An element of this sinister modus operandi is already apparent. At the same time that Kibaki annulled the popular will through a hasty swearing-in, he banned further media coverage of returns from polling stations nationwide. And as he urged the ODM to go to court, he also looked forward, it seems, to the moment when he could prohibit any open discussion of his stolen mandate by claiming that the matter was sub judice. In The Nation’s report of 7 February 2008 entitled, “Sharp Divisions Over Disputed Poll Results,” Kibaki’s negotiators at the on-going peace talks are quoted as making this very claim in defence of their refusal to contemplate any scrutiny of the government’s pre-election shenanigans. The reason? A citizen, one Elphas Wesangula, had already filed a case in court against Kibaki and the opposition leader, Raila Odinga. “It would be sub judice to discuss the matter that is before a court of law,” they declared. Evidently, the rule of law is a barely disguised means for power to have its cake and still eat it; to play statesman and tyrant at one and the same time.

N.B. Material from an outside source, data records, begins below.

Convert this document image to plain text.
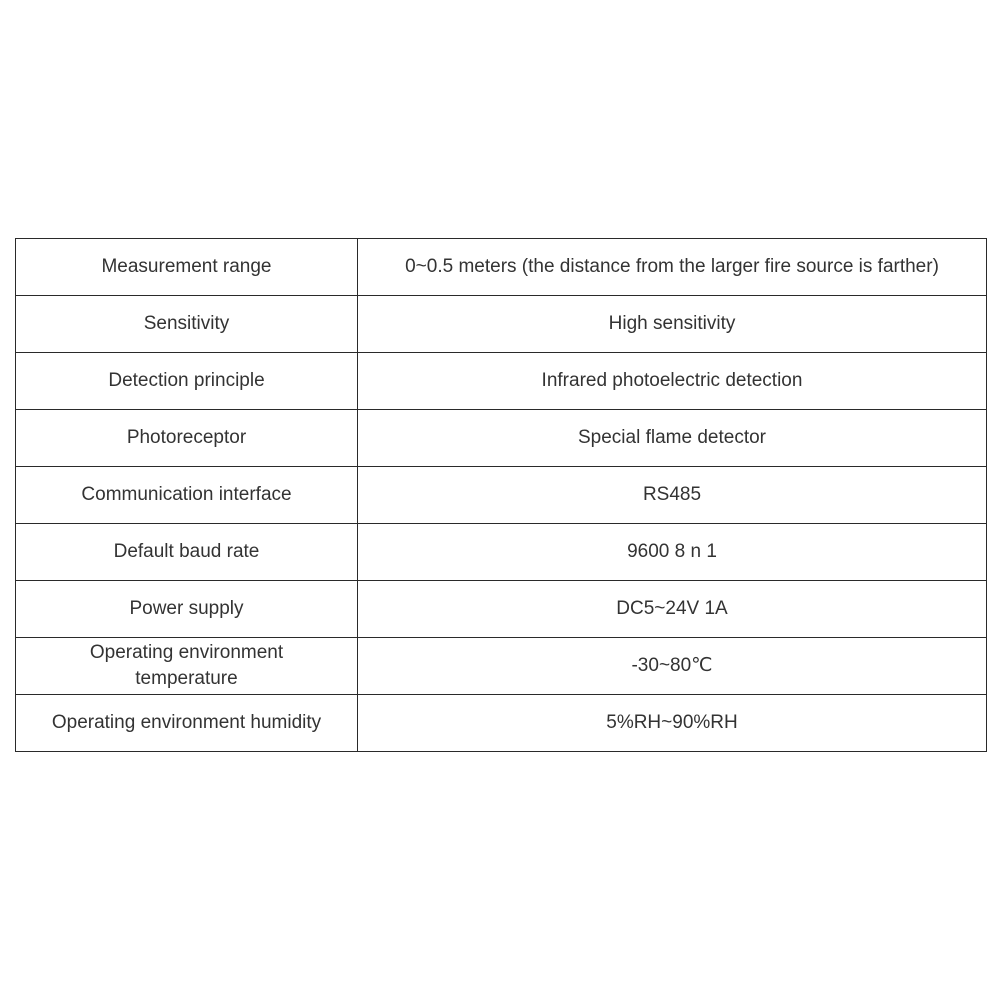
Measurement range	0~0.5 meters (the distance from the larger fire source is farther)
Sensitivity	High sensitivity
Detection principle	Infrared photoelectric detection
Photoreceptor	Special flame detector
Communication interface	RS485
Default baud rate	9600 8 n 1
Power supply	DC5~24V 1A
Operating environment temperature	-30~80℃
Operating environment humidity	5%RH~90%RH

But to end on the note with which I started, I think it a striking indication of how far Nigeria has fallen that Kibaki, in his AU speech, thanked Presidents John Kufuor of Ghana and Yoweri Museveni of Uganda for visiting Kenya to assist in resolving the on-going crisis. Why has Yar’Adua not visited, or sent a personal envoy? The answer, as the musician sang, is blowing in the wind. Yar’Adua may chant his rule of law mantra till he falls down with exhaustion, but the indelible stain of his stolen mandate robs him of any moral authority at home and abroad. What would he be willing to say on record to Kibaki and Odinga: Gentlemen, respect the rule of law? It wouldn’t be a bad thing if Yar’Adua’s lack of moral authority led only to the diminution of his presidential stature. Unfortunately, it points unmistakably as well to the diminished stature of Nigeria on the continent and, needless to say, in the rest of the world. Let us hope that this unflattering state of the nation will not linger for much too long.